How do you figure up your price to sell? I had a friend ask if I sold stuff, I haven't, but may be willing.


----------



## FarmChix (Mar 3, 2013)

I think if you begin selling, you will need to check out the FDA regulations on your product. It will all need labelling with nutritional content, ingredients, etc. You will also need a liability insurance. I am not 100% sure on everything, but I am sure there is special labelling required and you would need to register with the FDA. Let me know how it goes!


----------



## Belfrybat (Feb 21, 2003)

Around here (rural Texas) the going rate is $3.00-3.50 for half-pints, $3.50-4.00 for pints, and $6.00 for quarts. When on holiday in Arkansas, I purchased some home-made canned chow-chow for $5.50 a pint, which I thought was a bit too pricey but they were gifts.


----------



## blynn (Oct 16, 2006)

Google 'cottage food law' for your home state. Here in MN, if you sell less than $5,000 dollars per year you are not required to register with anyone, but you must display a sign stating 'These products are homemade and not subject to state inspection'. You must also put your name and address on each jar, and I think an ingredient list. They also strongly recommend you take a specific class on food preparation. 

The laws can vary drastically from state to state. 

I do not sell at a farmer's market, but a friend wanted to buy salsa from me last year and gave me 15 dollars for two pints. She said it was comperable to prices she'd been paying at farmer's markets. Farmer's market prices can really fluctuate around here, some people charge anywhere from 5-7 dollars for a half pint of jam and get it, and then the Amish have cheaper prices than that, usually.

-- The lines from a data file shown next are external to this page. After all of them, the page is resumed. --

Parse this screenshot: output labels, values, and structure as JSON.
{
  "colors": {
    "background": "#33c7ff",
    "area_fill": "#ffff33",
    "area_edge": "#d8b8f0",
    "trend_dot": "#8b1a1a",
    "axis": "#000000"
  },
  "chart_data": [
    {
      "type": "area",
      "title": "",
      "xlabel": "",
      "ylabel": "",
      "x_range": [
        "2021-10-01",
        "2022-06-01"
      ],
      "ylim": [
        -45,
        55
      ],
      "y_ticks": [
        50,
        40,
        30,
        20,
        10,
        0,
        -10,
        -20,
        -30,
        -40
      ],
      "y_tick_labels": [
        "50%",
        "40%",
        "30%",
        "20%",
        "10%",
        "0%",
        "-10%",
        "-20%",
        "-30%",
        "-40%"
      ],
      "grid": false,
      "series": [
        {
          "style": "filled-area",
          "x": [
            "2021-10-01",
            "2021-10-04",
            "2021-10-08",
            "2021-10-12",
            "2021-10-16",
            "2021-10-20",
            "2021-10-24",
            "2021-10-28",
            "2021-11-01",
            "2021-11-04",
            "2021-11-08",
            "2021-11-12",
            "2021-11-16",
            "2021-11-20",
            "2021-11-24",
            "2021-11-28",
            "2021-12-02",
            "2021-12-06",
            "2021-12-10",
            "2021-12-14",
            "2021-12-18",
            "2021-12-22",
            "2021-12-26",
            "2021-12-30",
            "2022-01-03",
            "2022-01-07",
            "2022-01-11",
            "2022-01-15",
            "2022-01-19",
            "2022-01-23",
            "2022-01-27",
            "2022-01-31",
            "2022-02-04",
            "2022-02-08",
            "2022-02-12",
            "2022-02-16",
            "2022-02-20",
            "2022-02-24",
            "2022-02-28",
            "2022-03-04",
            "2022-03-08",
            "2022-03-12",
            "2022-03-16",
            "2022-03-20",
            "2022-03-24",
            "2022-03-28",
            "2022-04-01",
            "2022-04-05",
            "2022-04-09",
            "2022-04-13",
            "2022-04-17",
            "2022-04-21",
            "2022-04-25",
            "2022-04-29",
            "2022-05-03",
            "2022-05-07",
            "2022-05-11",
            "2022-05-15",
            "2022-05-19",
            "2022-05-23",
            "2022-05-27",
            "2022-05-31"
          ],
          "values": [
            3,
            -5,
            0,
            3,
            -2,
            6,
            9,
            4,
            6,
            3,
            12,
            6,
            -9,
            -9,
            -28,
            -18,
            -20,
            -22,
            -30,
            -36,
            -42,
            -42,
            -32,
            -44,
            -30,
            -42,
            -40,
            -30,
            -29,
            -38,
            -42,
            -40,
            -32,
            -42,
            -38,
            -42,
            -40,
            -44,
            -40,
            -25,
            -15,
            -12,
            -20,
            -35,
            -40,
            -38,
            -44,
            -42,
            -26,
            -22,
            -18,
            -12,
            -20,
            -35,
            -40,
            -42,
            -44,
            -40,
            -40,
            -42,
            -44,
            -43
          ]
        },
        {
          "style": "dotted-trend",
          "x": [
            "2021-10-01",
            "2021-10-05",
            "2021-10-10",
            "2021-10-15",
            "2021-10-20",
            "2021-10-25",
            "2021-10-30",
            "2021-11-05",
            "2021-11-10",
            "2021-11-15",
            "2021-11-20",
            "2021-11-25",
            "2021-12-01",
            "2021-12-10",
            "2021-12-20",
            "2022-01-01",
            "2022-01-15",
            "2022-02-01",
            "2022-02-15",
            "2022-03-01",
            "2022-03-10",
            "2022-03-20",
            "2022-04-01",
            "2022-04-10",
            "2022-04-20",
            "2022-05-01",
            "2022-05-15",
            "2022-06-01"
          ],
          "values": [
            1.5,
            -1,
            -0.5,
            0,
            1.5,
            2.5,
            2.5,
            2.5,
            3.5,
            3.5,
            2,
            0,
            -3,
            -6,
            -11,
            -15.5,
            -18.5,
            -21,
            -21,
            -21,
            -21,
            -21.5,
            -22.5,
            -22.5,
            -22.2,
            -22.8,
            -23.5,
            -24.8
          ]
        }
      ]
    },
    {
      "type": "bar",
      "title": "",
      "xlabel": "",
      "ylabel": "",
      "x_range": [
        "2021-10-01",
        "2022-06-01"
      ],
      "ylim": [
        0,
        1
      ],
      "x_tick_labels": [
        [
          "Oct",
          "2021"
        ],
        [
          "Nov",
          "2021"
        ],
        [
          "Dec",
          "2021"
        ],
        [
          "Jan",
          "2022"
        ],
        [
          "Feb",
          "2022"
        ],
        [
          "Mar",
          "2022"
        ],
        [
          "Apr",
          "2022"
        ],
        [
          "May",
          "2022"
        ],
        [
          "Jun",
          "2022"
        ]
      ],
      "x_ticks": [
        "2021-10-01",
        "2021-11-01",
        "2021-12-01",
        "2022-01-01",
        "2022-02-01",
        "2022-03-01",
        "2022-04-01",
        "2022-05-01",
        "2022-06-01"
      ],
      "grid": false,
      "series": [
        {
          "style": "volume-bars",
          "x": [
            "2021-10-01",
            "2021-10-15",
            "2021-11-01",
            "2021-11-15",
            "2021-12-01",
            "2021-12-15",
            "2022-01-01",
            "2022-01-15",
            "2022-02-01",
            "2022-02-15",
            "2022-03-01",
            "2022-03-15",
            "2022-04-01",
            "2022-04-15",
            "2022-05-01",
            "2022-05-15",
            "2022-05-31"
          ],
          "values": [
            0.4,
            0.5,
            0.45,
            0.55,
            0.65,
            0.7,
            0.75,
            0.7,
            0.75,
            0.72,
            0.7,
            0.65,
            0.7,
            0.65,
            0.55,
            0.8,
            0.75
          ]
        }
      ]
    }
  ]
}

Do the math and figure out how much you paid for your jar, produce, pectin, sugar, other ingredients, etc. and charge accordingly. Bear in mind you will likely not get any of your jars back.


----------



## PlicketyCat (Jul 14, 2010)

After checking your cottage food laws, look at the prices of similar items at the grocery store and at nearby farmer's markets. The price of your artisan product should be higher than the commercial product at the supermarket, but not more than other similar artisan products at the farmer's market. A lot depends on the ingredient... berry products typically cost more than veggies, luxury or jazzy combos typically cost more than plain-jane.

I can get a pint of organic garden pickles at the FM for around $3.50; but a pint of brandied pears with vanilla beans is $12.75. Wild berry jams are $6.50 a half-pint, but strawberry-rhubarb pie filling is $7 a quart.


----------